New Mount: "First Light" for my Sky-Watcher HEQ5 PRO

17 July 2021

My astrophotography journey began modestly. Using only a camera, a super-zoom lens, and a tripod I took my first pictures of stars from home. Those were simple pictures: A mostly black picture with white dots sprinkled throughout the image. This was by no means a good image but got me thinking about what I needed to change to take better and most of all, more interesting pictures of the sky.

So I began to read and test and read more and test more. This was how I dabbled into landscape astrophotography. As I mostly went out with some deep-sky photographers they were naturally more interested in dark places than interesting landscapes. They weren't taking pictures of the environment after all and it was sufficient to go to the same dark spot over and over again.

Taking starry landscape shots quickly became redundant and so I gave deep-sky photography a go. This must have been around winter as the first DSO I can remember to take an image of was M42, the Orion Nebula. It is pretty easy to find and even without a star tracker, there is a chance to see at least some of the nebulosity.

Fast forward 4 years: For quite some time I feel that I have outgrown my trusty Sky-Watcher Star Adventurer, which is a nifty little tracker for simple and importantly lightweight camera equipment. My current gear of choice weighs around 4 kilos which is just shy of the maximum payload of 5 kilos. Moreover, I messed up my polar alignment regularly when I was trying to find and frame my target. All together lead to my wish for a new mount:

  • A more sturdy mount.
  • A mount with GOTO-capabilities
  • A mount that gives me room to grow and use real telescopes (refractors and reflectors)

As I was satisfied with all Sky-Watcher products I own I didn't feel like switching manufacturers, so my choice was down to one of the following options:

  • An EQM-35
  • A HEQ5 PRO
  • An EQ6R PRO

All in their respective GOTO-Version. The HEQ5 PRO seemed to be a good compromise between portability, affordability, and room for further upgrades. So I saved up my money and finally got myself a new toy.

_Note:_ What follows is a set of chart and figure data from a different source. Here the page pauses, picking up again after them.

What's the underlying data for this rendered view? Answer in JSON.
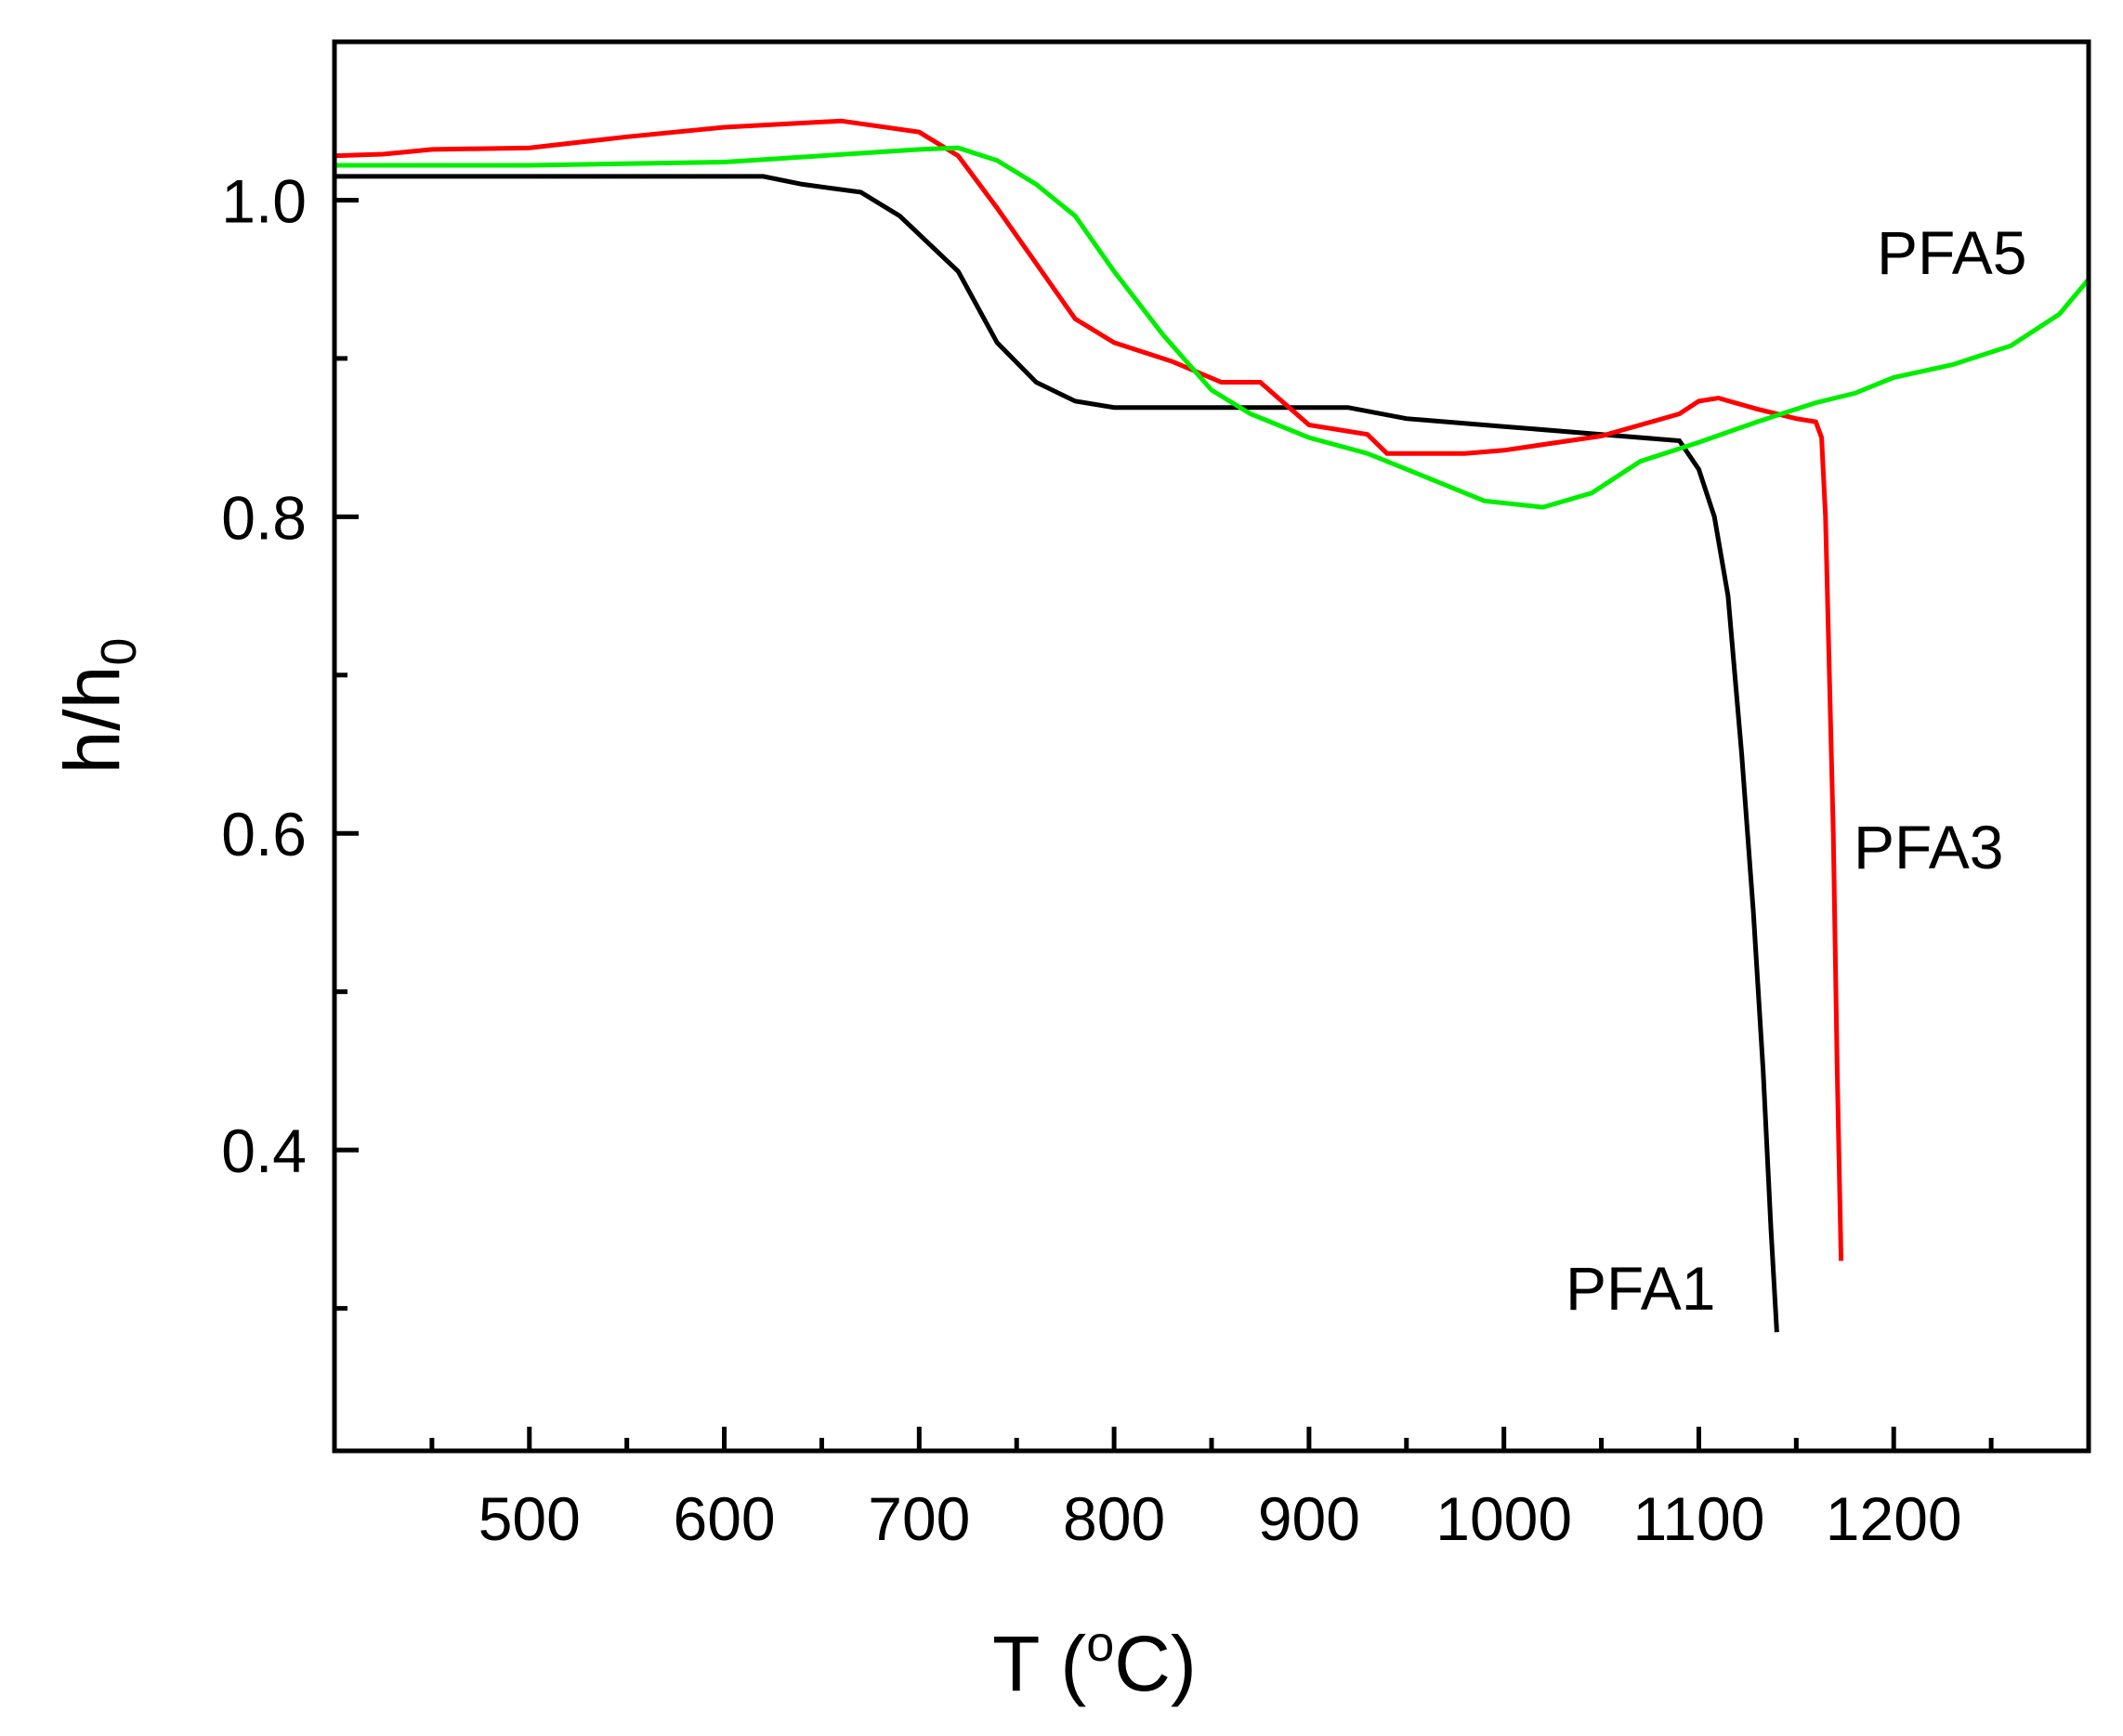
{
  "chart_data": {
    "type": "line",
    "title": "",
    "xlabel": "T (",
    "xlabel_sup": "o",
    "xlabel_tail": "C)",
    "ylabel": "h/h",
    "ylabel_sub": "0",
    "xlim": [
      400,
      1300
    ],
    "ylim": [
      0.21,
      1.1
    ],
    "x_ticks": [
      500,
      600,
      700,
      800,
      900,
      1000,
      1100,
      1200
    ],
    "x_tick_labels": [
      "500",
      "600",
      "700",
      "800",
      "900",
      "1000",
      "1100",
      "1200"
    ],
    "x_minor_ticks": [
      450,
      550,
      650,
      750,
      850,
      950,
      1050,
      1150,
      1250
    ],
    "y_ticks": [
      0.4,
      0.6,
      0.8,
      1.0
    ],
    "y_tick_labels": [
      "0.4",
      "0.6",
      "0.8",
      "1.0"
    ],
    "y_minor_ticks": [
      0.3,
      0.5,
      0.7,
      0.9
    ],
    "series": [
      {
        "name": "PFA1",
        "color": "#000000",
        "points": [
          [
            400,
            1.015
          ],
          [
            500,
            1.015
          ],
          [
            620,
            1.015
          ],
          [
            640,
            1.01
          ],
          [
            670,
            1.005
          ],
          [
            690,
            0.99
          ],
          [
            720,
            0.955
          ],
          [
            740,
            0.91
          ],
          [
            760,
            0.885
          ],
          [
            780,
            0.873
          ],
          [
            800,
            0.869
          ],
          [
            850,
            0.869
          ],
          [
            920,
            0.869
          ],
          [
            950,
            0.862
          ],
          [
            1000,
            0.857
          ],
          [
            1050,
            0.852
          ],
          [
            1090,
            0.848
          ],
          [
            1100,
            0.83
          ],
          [
            1108,
            0.8
          ],
          [
            1115,
            0.75
          ],
          [
            1122,
            0.65
          ],
          [
            1128,
            0.55
          ],
          [
            1133,
            0.45
          ],
          [
            1137,
            0.35
          ],
          [
            1140,
            0.285
          ]
        ]
      },
      {
        "name": "PFA3",
        "color": "#ff0000",
        "points": [
          [
            400,
            1.028
          ],
          [
            425,
            1.029
          ],
          [
            450,
            1.032
          ],
          [
            500,
            1.033
          ],
          [
            550,
            1.04
          ],
          [
            600,
            1.046
          ],
          [
            660,
            1.05
          ],
          [
            700,
            1.043
          ],
          [
            720,
            1.028
          ],
          [
            740,
            0.995
          ],
          [
            760,
            0.96
          ],
          [
            780,
            0.925
          ],
          [
            800,
            0.91
          ],
          [
            830,
            0.898
          ],
          [
            855,
            0.885
          ],
          [
            875,
            0.885
          ],
          [
            900,
            0.858
          ],
          [
            930,
            0.852
          ],
          [
            940,
            0.84
          ],
          [
            980,
            0.84
          ],
          [
            1000,
            0.842
          ],
          [
            1050,
            0.851
          ],
          [
            1090,
            0.865
          ],
          [
            1100,
            0.873
          ],
          [
            1110,
            0.875
          ],
          [
            1130,
            0.868
          ],
          [
            1150,
            0.862
          ],
          [
            1160,
            0.86
          ],
          [
            1163,
            0.85
          ],
          [
            1165,
            0.8
          ],
          [
            1167,
            0.7
          ],
          [
            1169,
            0.6
          ],
          [
            1171,
            0.45
          ],
          [
            1173,
            0.33
          ]
        ]
      },
      {
        "name": "PFA5",
        "color": "#00ee00",
        "points": [
          [
            400,
            1.022
          ],
          [
            500,
            1.022
          ],
          [
            600,
            1.024
          ],
          [
            700,
            1.032
          ],
          [
            720,
            1.033
          ],
          [
            740,
            1.025
          ],
          [
            760,
            1.01
          ],
          [
            780,
            0.99
          ],
          [
            800,
            0.955
          ],
          [
            825,
            0.915
          ],
          [
            850,
            0.88
          ],
          [
            870,
            0.865
          ],
          [
            900,
            0.85
          ],
          [
            930,
            0.84
          ],
          [
            960,
            0.825
          ],
          [
            990,
            0.81
          ],
          [
            1020,
            0.806
          ],
          [
            1045,
            0.815
          ],
          [
            1070,
            0.835
          ],
          [
            1100,
            0.847
          ],
          [
            1130,
            0.86
          ],
          [
            1160,
            0.872
          ],
          [
            1180,
            0.878
          ],
          [
            1200,
            0.888
          ],
          [
            1230,
            0.896
          ],
          [
            1260,
            0.908
          ],
          [
            1285,
            0.928
          ],
          [
            1300,
            0.95
          ]
        ]
      }
    ],
    "annotations": [
      {
        "text": "PFA5",
        "series": "PFA5"
      },
      {
        "text": "PFA3",
        "series": "PFA3"
      },
      {
        "text": "PFA1",
        "series": "PFA1"
      }
    ]
  }
}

This weekend was the first use of the mount and the goal was not primarily to get a good image but to get to know the mount, how the setup and tear down works, how it connects with my ASIAIR and how polar alignment and GOTO can be used with the ASIAIR. Nevertheless there is an image of NGC 7000, the North America Nebula, which I can show:

NGC 7000 - North America Nebula

Compared to all the other images of NGC 7000 I took, this one is my favorite until now.

One thing to conclude with: As it is with new equipment, not everything went smooth this time. In the beginning, I had major problems getting the mount to slew to the position I wanted to. However this was by no means the fault of the mount, it was a problem in the interaction between my Nikon D5300 and the ASIAIR. Although the camera took pictures, or at least it seemed like it, the ASIAIR did always receive or process the same image of the region around the north celestial pole. That this will not work is no surprise at all and a problem I have to look after some other time. After replacing the D5300 with the D7500 the rest of the night was a piece of cake.